Why is research important to you?

This research is important due to the significance of the CCC. The CCC created around 800 national and state parks around the country, worked on hundreds of civil infrastructure projects, planted over three billion native trees, and actively fought wildfires that popped up during their time. With Juniper Springs, this site was created as an experiment to test the impacts of tourism on a small depression-era town. Largely, the experiment worked, with Ocala and the nearby Astor being one of the first small towns in Central Florida to recover following the end of the Great Depression.

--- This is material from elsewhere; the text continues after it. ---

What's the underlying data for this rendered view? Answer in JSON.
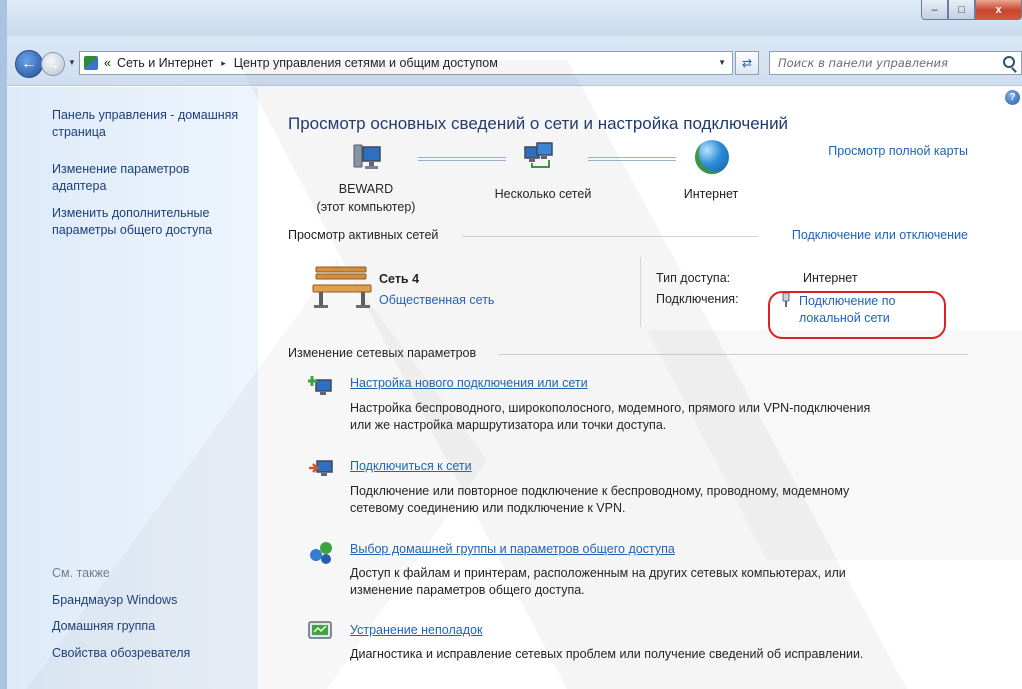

This research created a digital model of the site, giving the public a permanent window into the architectural history of the CCC and the 1930s, while also registering the site to the NRHP helping to ensure proper preservation of the site continues for generations to come.

Why are you pursuing your major or field of study?

Throughout my undergraduate career, I took classes and was a part of key internships through the department, such as the Cape Canaveral Archaeological Mitigation Project in 2020, and the fall and summer UCF-USFS Ocala archaeological field schools in 2020 and 2021, that helped me to narrow my field of study to what it is today.

Why did you choose UCF?

I chose UCF as an undergraduate in 2018 because of how exciting the campus seemed. With so many events happening every day, the university seemed like a small city with opportunities at every turn, which helped to make me feel at home and excited for my future here. I chose UCF again in 2021 for my graduate degree because of the many connections I made from my time here as an undergraduate. Through UCF, I worked as an orientation team leader in 2019, worked for the Student Union starting in 2020, and I met and learned from so many prominent researchers in my department, so it was hard to say goodbye to the university. Also, Knightro is one cool mascot.

What’s next?

This summer I will be continuing my research in Ocala, working as a crew chief for the UCF-USFS Ocala summer field school, where we will be continuing our work at the Yearling historic archaeological site within the Ocala National Forest. I will also be continuing my work at the Juniper Springs Millhouse, working on photogrammetry and laser scanning 3D models of the structure, and the site as a whole.

What is your career goal?

My goal is to use my research and experience in the Ocala National Forest to become a USFS or National Park Service archaeologist, where I can continue protecting historic sites around the country.